Berbeda dari proses inovasi, proses operasi menampilkan penciptaan nilai
berjangka lebih pendek, di mana perusahaan hanya menyampaikan
produk/jasa kepada pelanggan yang ada saat ini. Proses ini menekankan aktivitas
penyampaian produk/jasa secara efisien, konsisten, dan tepat waktu.
3.3 Layanan Purna Jual
Proses
layanan purna jual merupakan bentuk pelayanan kepada pelanggan setelah terjadi
penjualan produk/jasa. Aktivitas yang terjadi mencakup antara lain penanganan
garansi mutu, perbaikan dan penggantian produk yang rusak, dan pemrosesan
pembayaran. Perusahaan yang menjual produk teknologi canggih bahkan memberikan
pelatihan agar pelanggannya dapat
memanfaatkan produk/jasa yang dibeli dengan efektif dan efisien. Untuk mengukur
sejauh mana proses ini dijalankan, perusahaan dapat meneliti apakah layanan ini
telah memenuhi kebutuhan pelanggan dari aspek waktu tanggap, kualitas, dan
biaya seperti dalam proses operasi.
Sejalan dengan prinsip hubungan kausal di antara keempat perspektif, tujuan
dan ukuran dalam perspektif Proses Internal harus mengidentifikasi berbagai
proses yang critical untuk mencapai
tujuan perspektif Pelanggan dan perspektif Finansial. Karena Balanced Scorecard merumuskan sebab yang
memicu akibat, maka ukuran dan tujuan perspektif ini dikembangkan setelah
perusahaan merumuskan tujuan dan ukuran dua perspektif di atasnya. Urutan ini
akan memungkinkan perusahaan memfokuskan diri kepada proses yang akan mendorong
pencapaian tujuan yang ditetapkan untuk perspektif Pelanggan dan Finansial.

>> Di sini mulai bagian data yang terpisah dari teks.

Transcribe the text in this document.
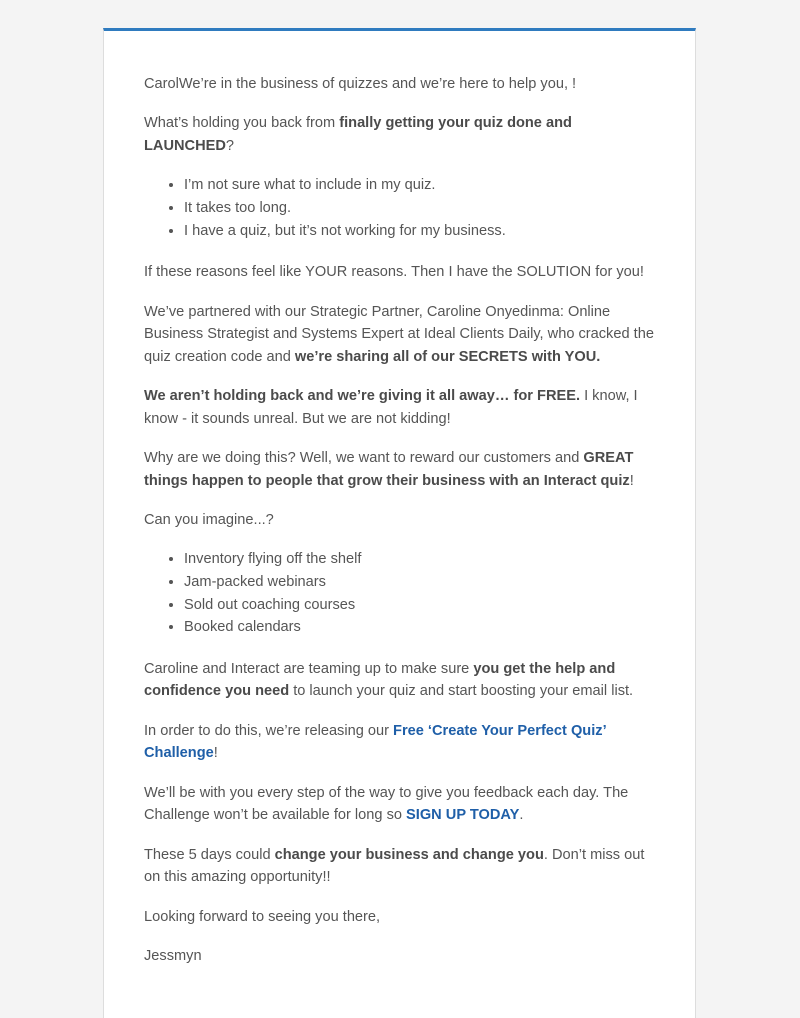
CarolWe’re in the business of quizzes and we’re here to help you, !

What’s holding you back from finally getting your quiz done and LAUNCHED?

• I’m not sure what to include in my quiz.
• It takes too long.
• I have a quiz, but it’s not working for my business.

If these reasons feel like YOUR reasons. Then I have the SOLUTION for you!

We’ve partnered with our Strategic Partner, Caroline Onyedinma: Online Business Strategist and Systems Expert at Ideal Clients Daily, who cracked the quiz creation code and we’re sharing all of our SECRETS with YOU.

We aren’t holding back and we’re giving it all away… for FREE. I know, I know - it sounds unreal. But we are not kidding!

Why are we doing this? Well, we want to reward our customers and GREAT things happen to people that grow their business with an Interact quiz!

Can you imagine...?

• Inventory flying off the shelf
• Jam-packed webinars
• Sold out coaching courses
• Booked calendars

Caroline and Interact are teaming up to make sure you get the help and confidence you need to launch your quiz and start boosting your email list.

In order to do this, we’re releasing our Free ‘Create Your Perfect Quiz’ Challenge!

We’ll be with you every step of the way to give you feedback each day. The Challenge won’t be available for long so SIGN UP TODAY.

These 5 days could change your business and change you. Don’t miss out on this amazing opportunity!!

Looking forward to seeing you there,

Jessmyn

4. Perspektif Pembelajaran dan Pertumbuhan
Berhubung
ketiga perspektif di atas direncanakan dan dilaksanakan oleh manusia, maka
manusia merupakan aset utama bagi organisasi. Bertolak dari aksioma itu,
perspektif Pembelajaran dan Pertumbuhan berfokus pada pengembangan karyawan
agar menjadi SDM yang kapabel dan kompeten untuk menciptakan nilai bagi
perusahaan. Perubahan era industri ke era informasi dewasa ini semakin mendesak
perusahaan untuk memberi perhatian pada investasi human capital sebagai faktor kunci bagi keberhasilan organisasi.
Perusahaan di negara berkembang dewasa ini mulai mengalami apa yang dialami
perusahaan di negara maju di mana telah terjadi transformasi dari produktivitas
manual worker ke produktivitas knowledge worker sebagai penggerak
pertumbuhan ekonomis.
Setiap
aksioma (kebenaran yang terang benderang sehingga tak perlu dibuktikan lagi)
mengandung bahaya menjadi hanya lip
service semata. Karena setiap orang mengakui kebenaran yang dikandungnya,
kesadaran bahwa faktor manusia merupakan aset kunci keberhasilan biasanya
kurang bergema. Semua orang dan organisasi menyadarinya namun tidak serta merta
melaksanakannya. Agar pribadi dalam perusahaan menjadi pribadi yang learning dan dengan demikian memicu
perusahaan untuk grow, perusahaan
harus menjadi apa yang dikatakan Peter Senge sebagai learning organization.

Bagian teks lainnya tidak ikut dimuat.